M. Alain Bocquet. Bravo ! Quelle surprise ! (Sourires.)

    2

DROIT À VIVRE DANS LA DIGNITÉ

Discussion d'une proposition de loi

M. le président. L'ordre du jour appelle la discussion de la proposition de loi de M. Jean-Claude Sandrier et de plusieurs de ses collègues relative au droit à vivre dans la dignité (nos 2145, 2152).

La parole est à M. Jean-Claude Sandrier, rapporteur de la commission des affaires économiques, de l'environnement et du territoire.

M. Jean-Claude Sandrier, rapporteur de la commission des affaires économiques, de l'environnement et du territoire. Monsieur le président, madame la ministre déléguée à l'intégration, à l'égalité des chances et à la lutte contre l'exclusion, chers collègues, en ce jour particulier où reprennent les autorisations d'expulsions de logements, la proposition de loi que j'ai l'honneur de rapporter au nom du groupe des député-e-s communistes et républicains concerne ce problème douloureux, intolérable même en ce début de XXIe siècle dans un pays comme le nôtre où une insolente richesse et des profits considérables pour quelques-uns viennent insulter une pauvreté et une détresse dont toutes les grandes associations caritatives nous indiquent qu'elles augmentent. Il suffit de regarder les chiffres de ce matin : le nombre de RMIstes augmente de 9 %, le pouvoir d'achat baisse, le chômage dépasse les 10 %.
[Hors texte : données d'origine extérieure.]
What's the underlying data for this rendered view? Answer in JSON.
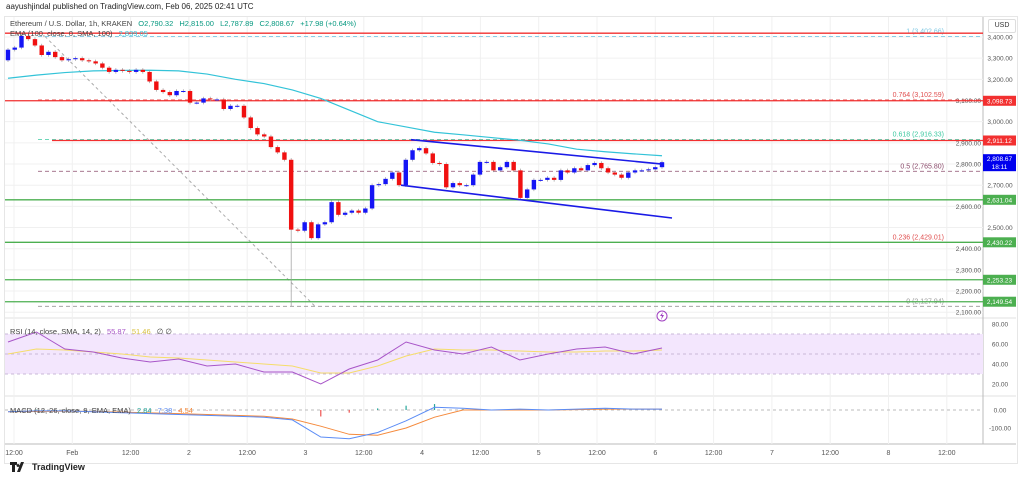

Le 22 février dernier, sur toute une page, le journal Les Echos titrait : « Pauvreté : une bataille à recommencer ». Je suis, comme vous, élu de la nation, et j'ai honte ! Nous ne pouvons plus accepter que des citoyens en soient réduits à la mendicité ou puissent, du jour au lendemain, être privés des moyens de se nourrir, de se loger, de se chauffer, de disposer de la lumière ou de l'eau courante. C'est pourtant le terrible constat auquel nous sommes encore aujourd'hui confrontés, malgré la mobilisation des associations, malgré les efforts consentis, je ne le nie pas, par le législateur, mais dont les faits nous rappellent chaque jour l'insuffisance, et cela en raison notamment de l'absence dans notre pays d'un authentique service public du logement.

Chacun d'entre nous, d'entre nos concitoyens, pourrait aujourd'hui reprendre à son compte l'appel lancé par l'abbé Pierre il y a cinquante ans, le 1er février 1954 : « Mes amis, au secours ! Une femme vient de mourir gelée, cette nuit à trois heures, sur le trottoir du boulevard Sébastopol, serrant sur elle le papier par lequel, avant-hier, on l'avait expulsé ».

Ayons le courage de reconnaître que cela existe encore. Dans la France d'aujourd'hui, des personnes meurent de froid, des personnes meurent des suites d'accidents intervenus après une coupure d'électricité, comme à Castres, l'hiver dernier ; comme encore à Saint-Denis, l'été dernier. En 2002, EDF a coupé l'électricité à une personne dont la fille était sous assistance respiratoire : cette dernière en est morte.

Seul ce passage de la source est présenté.